January 30, 2013 § Leave a comment
So this and the following week are finals weeks on our university. One of not so many privileges of fifth year students is that there are nearly no exams this year, so I am staying home, looking after parents-in-law-in-spe’s dog, and I decided to do something monumental in this extra spare time.
The first thing is working on my master’s thesis.
Another one is Ice.
This enormous retro science-fiction novel by Jacek Dukaj hasn’t been published in English yet, but I quite understand it. There are two reasons for that.
The first one is that it’s a novel about a Pole traveling East through steps of Russia to find and talk to his father, who is said to talk to the Frosts. Frosts are weather anomalies related to Ice mentioned in the title. They had appeared over Russia in 19th century and froze the History – Partitions of Poland had not ended, there was no Revolution. Ice froze not only animals, buildings or people in particular, but it froze the state of the world. The main point of reference is Poland and its complicated history, which changed considerably on the verge of 20th century, but not in the novel. It’s serves also as a metaphor of never-changing Russia frozen under Syberian snows.

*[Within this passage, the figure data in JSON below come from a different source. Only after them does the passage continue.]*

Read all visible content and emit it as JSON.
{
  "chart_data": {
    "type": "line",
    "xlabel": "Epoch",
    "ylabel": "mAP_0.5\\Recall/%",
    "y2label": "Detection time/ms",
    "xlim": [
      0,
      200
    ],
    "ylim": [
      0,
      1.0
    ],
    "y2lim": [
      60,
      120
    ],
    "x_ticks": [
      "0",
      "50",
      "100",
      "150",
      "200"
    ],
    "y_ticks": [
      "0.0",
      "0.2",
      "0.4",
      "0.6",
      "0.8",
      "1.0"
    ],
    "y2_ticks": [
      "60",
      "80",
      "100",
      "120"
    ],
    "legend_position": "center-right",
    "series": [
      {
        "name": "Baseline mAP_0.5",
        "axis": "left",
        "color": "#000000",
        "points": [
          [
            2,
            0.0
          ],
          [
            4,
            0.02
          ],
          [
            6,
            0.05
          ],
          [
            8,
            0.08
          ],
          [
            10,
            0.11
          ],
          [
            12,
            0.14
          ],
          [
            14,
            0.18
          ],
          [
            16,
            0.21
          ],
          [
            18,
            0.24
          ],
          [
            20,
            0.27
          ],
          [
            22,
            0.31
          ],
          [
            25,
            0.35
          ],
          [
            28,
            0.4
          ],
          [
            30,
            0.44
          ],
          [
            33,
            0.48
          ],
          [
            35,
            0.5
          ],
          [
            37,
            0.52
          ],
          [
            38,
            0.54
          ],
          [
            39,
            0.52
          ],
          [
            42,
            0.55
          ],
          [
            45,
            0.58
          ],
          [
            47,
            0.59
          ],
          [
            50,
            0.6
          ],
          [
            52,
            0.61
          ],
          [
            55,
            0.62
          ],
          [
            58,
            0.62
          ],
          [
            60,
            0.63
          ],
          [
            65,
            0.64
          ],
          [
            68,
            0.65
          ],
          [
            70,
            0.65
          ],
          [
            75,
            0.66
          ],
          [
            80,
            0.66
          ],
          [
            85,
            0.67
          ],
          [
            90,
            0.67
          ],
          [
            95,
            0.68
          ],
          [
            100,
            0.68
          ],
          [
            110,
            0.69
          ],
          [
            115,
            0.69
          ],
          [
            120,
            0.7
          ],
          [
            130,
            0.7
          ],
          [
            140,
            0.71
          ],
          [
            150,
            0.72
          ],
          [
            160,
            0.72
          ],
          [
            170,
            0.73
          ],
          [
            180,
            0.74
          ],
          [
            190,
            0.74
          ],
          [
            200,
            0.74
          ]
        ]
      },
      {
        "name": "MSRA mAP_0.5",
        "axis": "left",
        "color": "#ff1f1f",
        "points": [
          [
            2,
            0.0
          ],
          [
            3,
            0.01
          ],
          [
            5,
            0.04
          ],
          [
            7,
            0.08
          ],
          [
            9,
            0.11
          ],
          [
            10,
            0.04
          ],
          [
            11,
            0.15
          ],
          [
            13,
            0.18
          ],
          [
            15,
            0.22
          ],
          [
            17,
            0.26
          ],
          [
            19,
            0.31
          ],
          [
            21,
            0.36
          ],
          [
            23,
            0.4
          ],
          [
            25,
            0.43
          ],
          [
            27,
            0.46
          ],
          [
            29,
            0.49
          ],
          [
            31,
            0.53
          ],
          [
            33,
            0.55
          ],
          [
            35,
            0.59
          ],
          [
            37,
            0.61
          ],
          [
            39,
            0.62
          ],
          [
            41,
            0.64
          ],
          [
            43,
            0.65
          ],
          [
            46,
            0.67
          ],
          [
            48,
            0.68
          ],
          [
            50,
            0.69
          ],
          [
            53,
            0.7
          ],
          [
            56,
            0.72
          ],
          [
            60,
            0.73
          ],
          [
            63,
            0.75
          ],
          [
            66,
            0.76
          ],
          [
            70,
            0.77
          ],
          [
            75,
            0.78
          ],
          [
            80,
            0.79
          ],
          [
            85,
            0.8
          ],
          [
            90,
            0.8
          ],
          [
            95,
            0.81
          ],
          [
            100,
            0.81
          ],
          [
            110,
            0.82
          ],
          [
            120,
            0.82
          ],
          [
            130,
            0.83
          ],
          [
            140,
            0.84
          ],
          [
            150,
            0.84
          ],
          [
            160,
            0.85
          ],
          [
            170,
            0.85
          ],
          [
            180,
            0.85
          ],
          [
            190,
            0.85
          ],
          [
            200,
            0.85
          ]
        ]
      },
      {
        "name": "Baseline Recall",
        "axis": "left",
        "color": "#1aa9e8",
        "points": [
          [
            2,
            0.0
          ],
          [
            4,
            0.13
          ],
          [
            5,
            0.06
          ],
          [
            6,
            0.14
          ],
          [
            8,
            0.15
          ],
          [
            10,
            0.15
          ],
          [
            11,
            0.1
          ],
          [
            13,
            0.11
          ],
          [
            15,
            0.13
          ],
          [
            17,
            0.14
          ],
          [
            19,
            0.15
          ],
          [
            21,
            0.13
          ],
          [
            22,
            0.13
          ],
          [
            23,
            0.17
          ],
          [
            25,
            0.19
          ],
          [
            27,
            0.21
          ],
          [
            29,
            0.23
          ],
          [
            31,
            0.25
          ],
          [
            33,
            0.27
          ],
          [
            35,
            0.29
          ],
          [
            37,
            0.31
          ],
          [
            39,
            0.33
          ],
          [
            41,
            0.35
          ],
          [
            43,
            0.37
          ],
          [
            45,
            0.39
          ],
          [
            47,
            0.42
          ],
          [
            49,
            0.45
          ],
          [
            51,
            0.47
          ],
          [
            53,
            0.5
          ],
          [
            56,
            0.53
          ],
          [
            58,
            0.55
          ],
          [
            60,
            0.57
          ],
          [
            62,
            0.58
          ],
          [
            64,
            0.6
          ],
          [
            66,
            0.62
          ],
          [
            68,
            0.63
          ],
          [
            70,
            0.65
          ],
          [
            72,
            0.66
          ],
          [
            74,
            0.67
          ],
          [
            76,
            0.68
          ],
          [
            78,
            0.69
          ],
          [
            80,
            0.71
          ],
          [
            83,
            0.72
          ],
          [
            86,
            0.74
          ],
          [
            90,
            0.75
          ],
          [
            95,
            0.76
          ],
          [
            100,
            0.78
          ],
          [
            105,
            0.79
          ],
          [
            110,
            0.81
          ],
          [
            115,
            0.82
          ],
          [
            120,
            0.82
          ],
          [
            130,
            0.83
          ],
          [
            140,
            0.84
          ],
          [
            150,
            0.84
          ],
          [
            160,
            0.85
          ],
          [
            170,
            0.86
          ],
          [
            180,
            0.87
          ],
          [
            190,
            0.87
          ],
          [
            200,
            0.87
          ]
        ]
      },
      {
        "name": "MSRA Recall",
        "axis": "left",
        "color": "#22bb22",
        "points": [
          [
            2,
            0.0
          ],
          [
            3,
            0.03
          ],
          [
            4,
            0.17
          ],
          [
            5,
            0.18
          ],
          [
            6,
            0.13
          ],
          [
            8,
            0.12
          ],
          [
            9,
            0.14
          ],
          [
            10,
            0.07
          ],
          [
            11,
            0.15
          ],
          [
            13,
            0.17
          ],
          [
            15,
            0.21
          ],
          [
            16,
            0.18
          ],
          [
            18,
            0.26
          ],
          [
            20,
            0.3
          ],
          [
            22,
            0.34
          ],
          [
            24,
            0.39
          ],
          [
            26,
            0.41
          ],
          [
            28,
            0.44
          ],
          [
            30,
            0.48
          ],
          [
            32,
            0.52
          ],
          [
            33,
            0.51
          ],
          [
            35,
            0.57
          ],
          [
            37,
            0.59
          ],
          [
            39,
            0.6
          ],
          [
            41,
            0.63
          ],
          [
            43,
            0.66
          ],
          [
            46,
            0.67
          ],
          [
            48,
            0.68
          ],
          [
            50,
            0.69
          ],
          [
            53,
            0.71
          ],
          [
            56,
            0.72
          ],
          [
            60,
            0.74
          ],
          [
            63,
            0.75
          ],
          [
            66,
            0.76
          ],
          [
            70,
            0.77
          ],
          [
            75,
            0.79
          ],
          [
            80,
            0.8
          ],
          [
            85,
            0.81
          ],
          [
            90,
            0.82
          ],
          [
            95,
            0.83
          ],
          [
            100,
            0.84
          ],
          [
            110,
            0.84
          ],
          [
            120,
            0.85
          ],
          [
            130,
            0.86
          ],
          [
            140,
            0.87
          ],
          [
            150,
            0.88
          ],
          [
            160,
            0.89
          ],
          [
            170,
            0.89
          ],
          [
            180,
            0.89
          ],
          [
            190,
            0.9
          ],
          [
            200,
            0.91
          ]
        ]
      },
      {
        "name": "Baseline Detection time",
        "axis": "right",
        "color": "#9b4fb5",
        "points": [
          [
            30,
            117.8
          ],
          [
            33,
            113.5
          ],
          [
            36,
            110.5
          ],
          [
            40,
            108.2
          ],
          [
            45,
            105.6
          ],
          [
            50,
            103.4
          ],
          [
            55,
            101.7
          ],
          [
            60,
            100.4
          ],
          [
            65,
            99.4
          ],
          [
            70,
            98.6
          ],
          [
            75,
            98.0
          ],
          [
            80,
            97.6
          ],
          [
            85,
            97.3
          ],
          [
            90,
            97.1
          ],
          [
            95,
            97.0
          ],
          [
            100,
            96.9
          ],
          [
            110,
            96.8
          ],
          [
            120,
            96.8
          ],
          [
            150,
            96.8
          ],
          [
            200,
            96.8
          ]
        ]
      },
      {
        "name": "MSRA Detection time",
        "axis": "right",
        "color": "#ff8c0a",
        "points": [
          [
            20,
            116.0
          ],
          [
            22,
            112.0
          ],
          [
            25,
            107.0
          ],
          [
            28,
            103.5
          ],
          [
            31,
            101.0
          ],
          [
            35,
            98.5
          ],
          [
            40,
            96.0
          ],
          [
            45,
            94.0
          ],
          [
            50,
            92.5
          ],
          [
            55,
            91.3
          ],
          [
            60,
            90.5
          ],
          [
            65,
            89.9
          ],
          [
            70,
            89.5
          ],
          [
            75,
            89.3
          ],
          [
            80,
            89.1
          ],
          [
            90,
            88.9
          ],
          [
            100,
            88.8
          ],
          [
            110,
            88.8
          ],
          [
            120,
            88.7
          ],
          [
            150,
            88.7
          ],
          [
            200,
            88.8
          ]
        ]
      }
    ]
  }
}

Another reason is in the language. Dukaj got so immersed in adopting the style of 19th century novel, that he stretched Polish to the extent nearly causing a deadly break. I can’t imagine it translated to English. So much would be lost that it would question the point of translation.
Curious thing is that outside the window it’s around three degrees now, but only two days ago it was minus fifteen. If cold is what stops the history from turning, what’s going to happen now?